What are these spending vehicles and how do they work?
Earmarks are typically funding for recipients and projects that are otherwise unbudgeted and circumvent competitive or merit-based processes. It often has virtually nothing to do with the intent of the host bill it is included within. This spending is almost always designed to benefit a congressman and their district, and ultimately is used as a method to gain that legislator’s vote on the overall bill that includes the earmark.
Discretionary Appropriations are items that are included within the Federal budget but are discretionary spending and not actually funded until money is appropriated by congress. Recent omnibus legislation has seen these discretionary appropriations added to bills to again ensure votes from the legislators whose constituents stand to benefit from those appropriations.
In most recent years, US Federal discretionary spending has approached $1.5T; half of those dollars are often for defense, depending on the current state of military sequestration vs. rebuild.
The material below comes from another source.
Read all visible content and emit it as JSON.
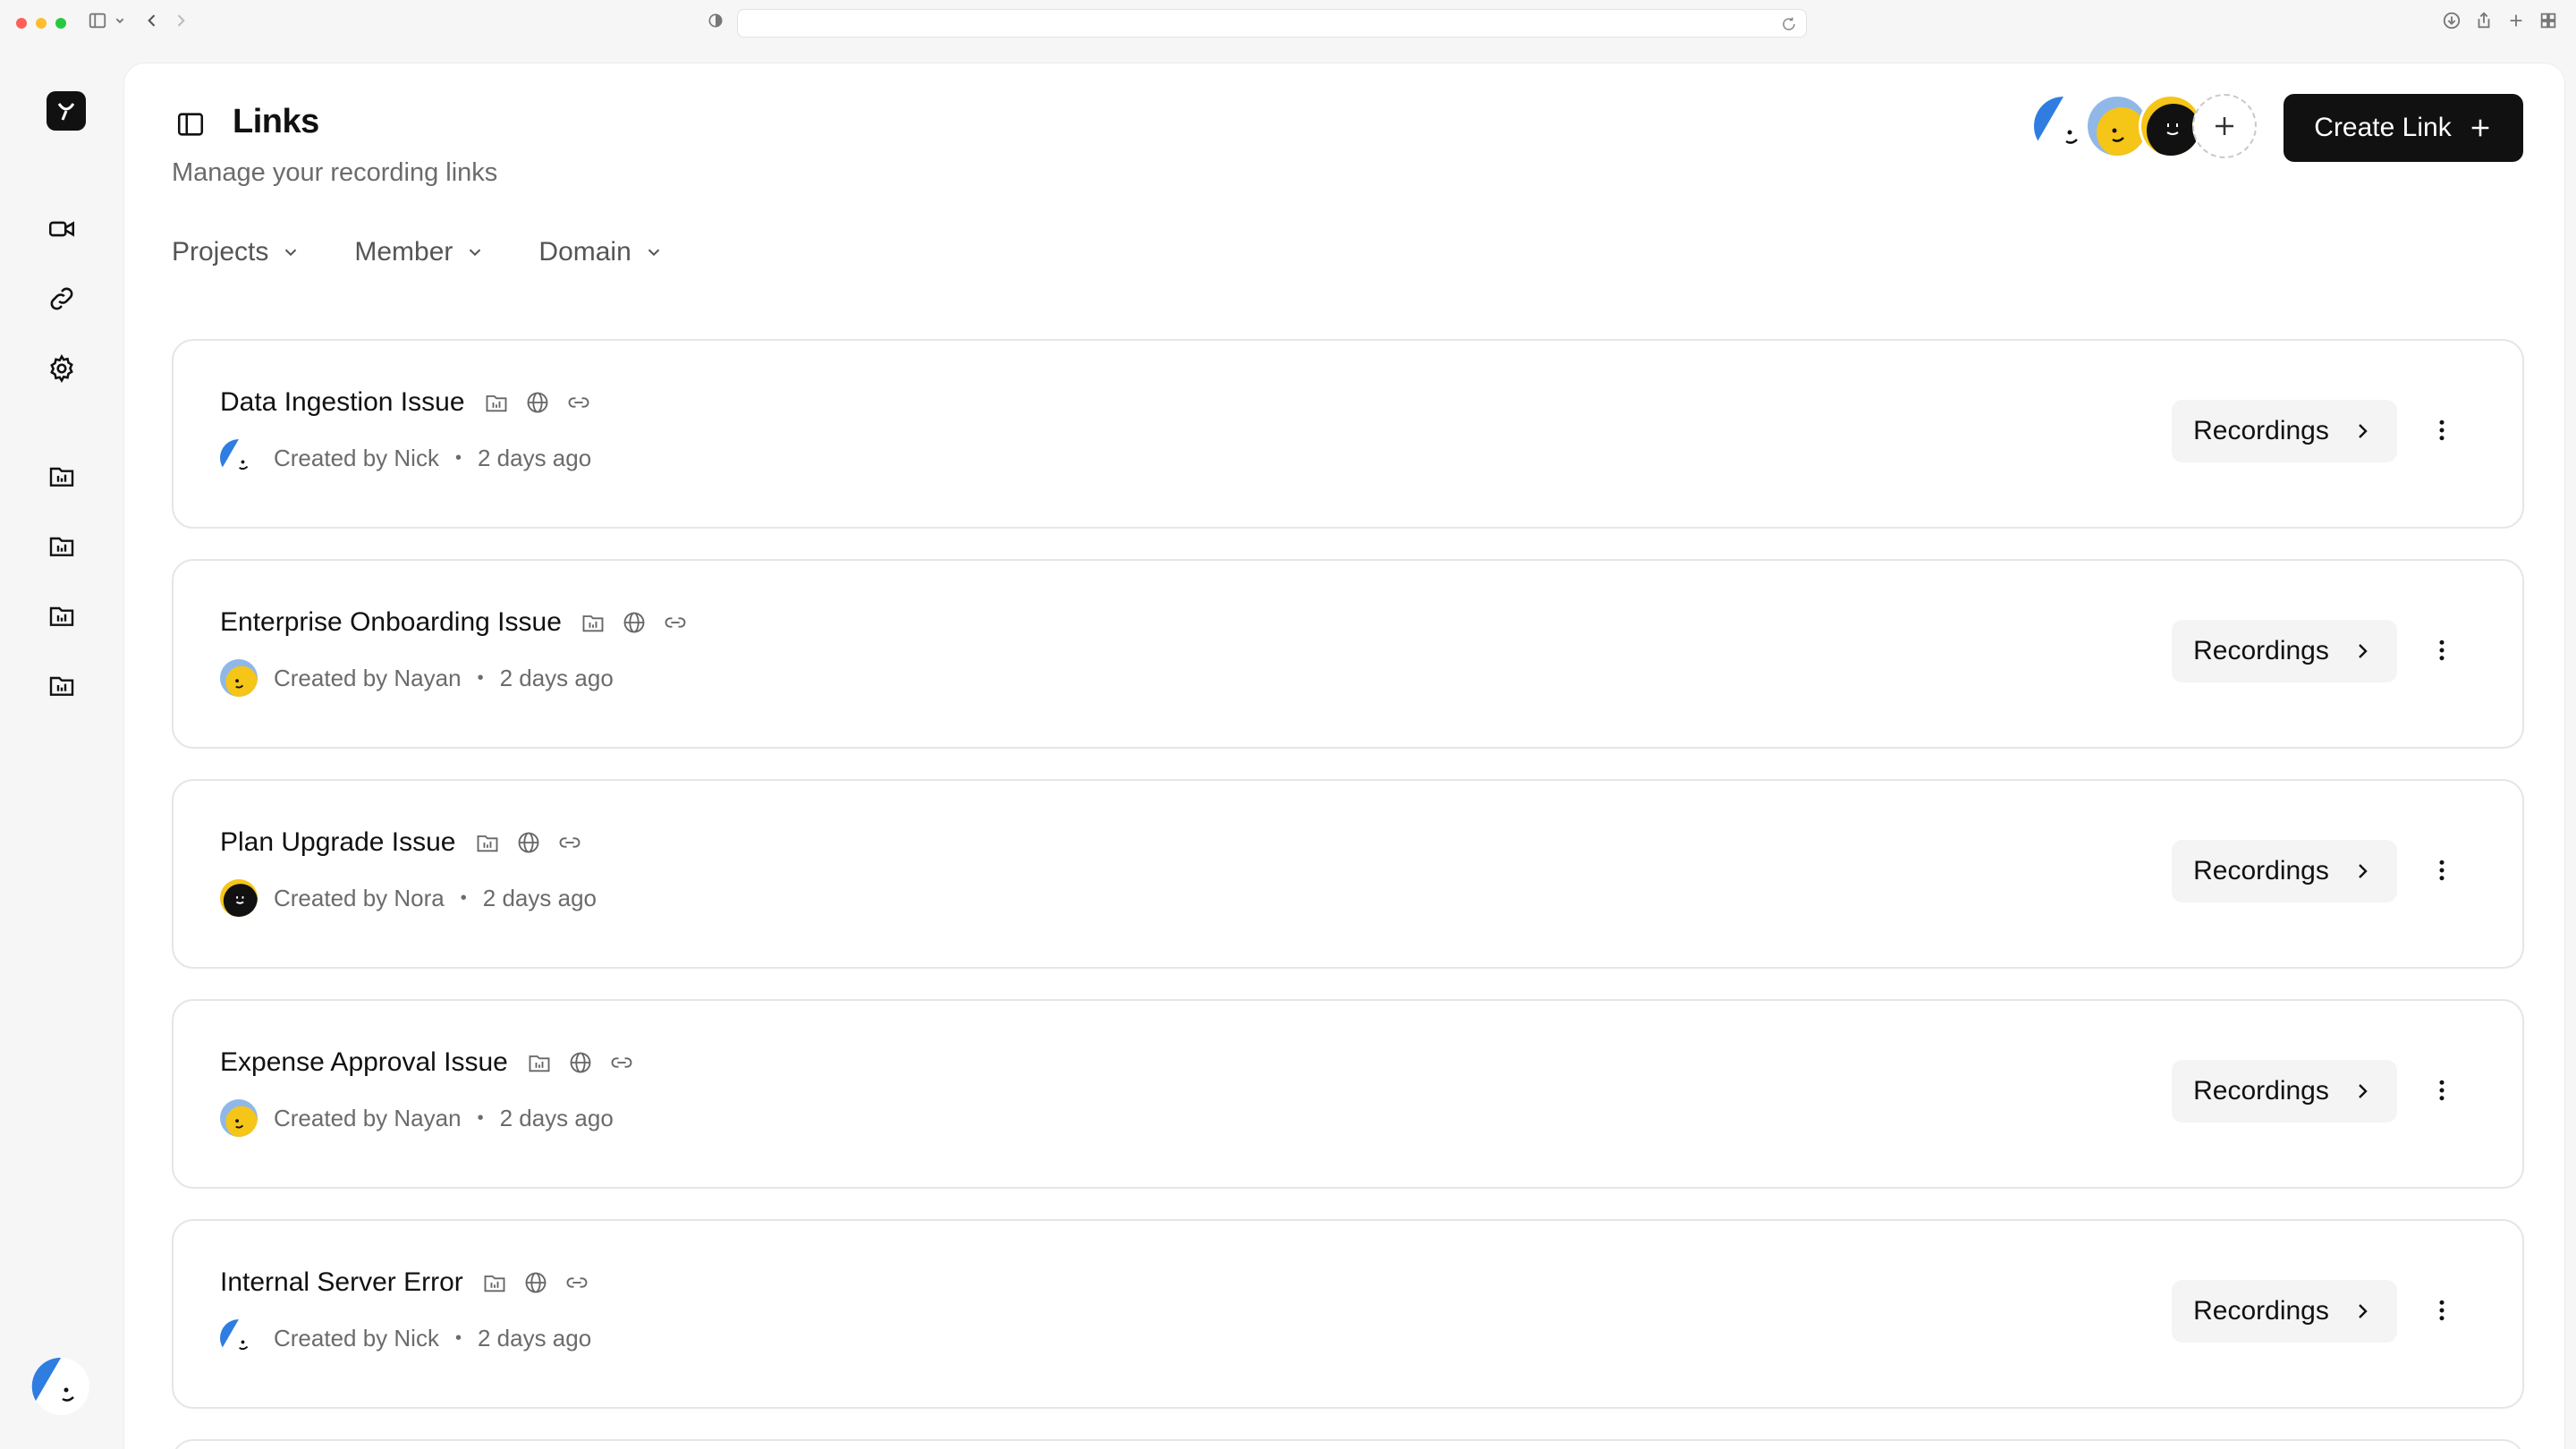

The overall concept of discretionary spending, regardless of vehicle, is something that needs to be addressed through a structured and strict approach. To be clear, the platform does support discretionary spending, however certain criteria must be met and upheld:
- Legislators should present their party’s leadership with discretionary and non-budgeted projects, costs, and justifications each budget year. This does happen to a large extent already.
- All non-mandatory and discretionary spending must be limited to 27% of the overall federal budget each year. For reference, past caps for earmarks have been either unlimited or limited to 1% while discretionary spending has been up to 30% or higher. ACF proposes all earmark spending be capped at 0.5%, leaving 26.5% for all other non-mandatory spending.
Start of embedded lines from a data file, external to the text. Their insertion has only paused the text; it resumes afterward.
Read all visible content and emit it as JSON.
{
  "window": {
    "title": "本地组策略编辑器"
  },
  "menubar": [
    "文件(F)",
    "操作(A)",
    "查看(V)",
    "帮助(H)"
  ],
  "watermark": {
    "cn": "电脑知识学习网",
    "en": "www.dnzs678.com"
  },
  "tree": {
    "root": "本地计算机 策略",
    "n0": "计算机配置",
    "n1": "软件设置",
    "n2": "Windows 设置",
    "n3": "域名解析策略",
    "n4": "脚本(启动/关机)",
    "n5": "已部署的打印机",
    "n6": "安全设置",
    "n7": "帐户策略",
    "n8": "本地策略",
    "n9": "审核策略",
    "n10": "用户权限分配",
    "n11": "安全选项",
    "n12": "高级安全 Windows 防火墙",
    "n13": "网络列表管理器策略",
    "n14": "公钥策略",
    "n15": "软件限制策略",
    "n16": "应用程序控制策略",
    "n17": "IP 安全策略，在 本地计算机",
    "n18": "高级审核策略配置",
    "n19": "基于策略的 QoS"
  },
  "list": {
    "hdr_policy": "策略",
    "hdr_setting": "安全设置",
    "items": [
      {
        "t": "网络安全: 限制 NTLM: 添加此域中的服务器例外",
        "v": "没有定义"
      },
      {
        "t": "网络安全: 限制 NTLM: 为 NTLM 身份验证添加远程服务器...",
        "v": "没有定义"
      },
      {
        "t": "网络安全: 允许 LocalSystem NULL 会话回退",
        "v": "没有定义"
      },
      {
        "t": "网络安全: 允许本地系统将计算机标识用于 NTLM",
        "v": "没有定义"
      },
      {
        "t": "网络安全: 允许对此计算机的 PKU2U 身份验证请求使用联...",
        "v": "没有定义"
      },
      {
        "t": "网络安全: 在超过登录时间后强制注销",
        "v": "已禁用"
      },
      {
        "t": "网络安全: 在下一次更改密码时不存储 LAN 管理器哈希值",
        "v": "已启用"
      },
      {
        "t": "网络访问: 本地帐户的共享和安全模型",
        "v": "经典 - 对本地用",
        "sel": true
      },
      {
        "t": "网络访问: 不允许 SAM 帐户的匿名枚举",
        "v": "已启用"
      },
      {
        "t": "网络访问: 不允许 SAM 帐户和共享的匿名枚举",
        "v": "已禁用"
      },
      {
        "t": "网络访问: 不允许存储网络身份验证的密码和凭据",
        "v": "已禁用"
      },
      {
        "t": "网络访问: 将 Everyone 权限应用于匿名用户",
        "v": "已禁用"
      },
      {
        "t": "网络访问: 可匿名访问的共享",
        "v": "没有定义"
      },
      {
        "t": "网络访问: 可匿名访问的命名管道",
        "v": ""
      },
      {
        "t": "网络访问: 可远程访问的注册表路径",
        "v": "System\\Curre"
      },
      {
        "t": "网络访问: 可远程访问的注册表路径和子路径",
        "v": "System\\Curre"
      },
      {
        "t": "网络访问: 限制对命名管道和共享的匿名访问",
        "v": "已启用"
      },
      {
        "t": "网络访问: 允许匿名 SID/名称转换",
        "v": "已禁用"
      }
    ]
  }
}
- National spending must take precedent over foreign spending, however balance must be reached with State Department international initiatives that do have strong national interest justifications.
- So-called “pork barrel” and “earmark” spending should not ever take precedent over budgeted discretionary spending.
- Earmark spending MUST be shared between both GOP and Democrat party legislators each year, with neither party spending more that 48% of the available dollars, and the remaining 4% being open for negotiations between both parties and independents. This scale may slide, based on the proportion of possible third parties in congress.
This platform supports a fully approved and enacted budget as a requirement each year. The Federal government has not fully approved and enacted a budget for most of the last 30 years (where both houses and the White House have come to full budget agreement), and this has resulted in a stream of Continuing Resolutions and Omnibus legislations to keep the government funded and operating. This platform also supports a budget surplus each year that is at least 3%, which is applied directly to paydown of the national debt (above and beyond interest payments). This need is critical not just because of the level of debt, but also because of who holds that debt: Roughly 70% of the US national debt is actually held by our own domestic governments, including Social Security.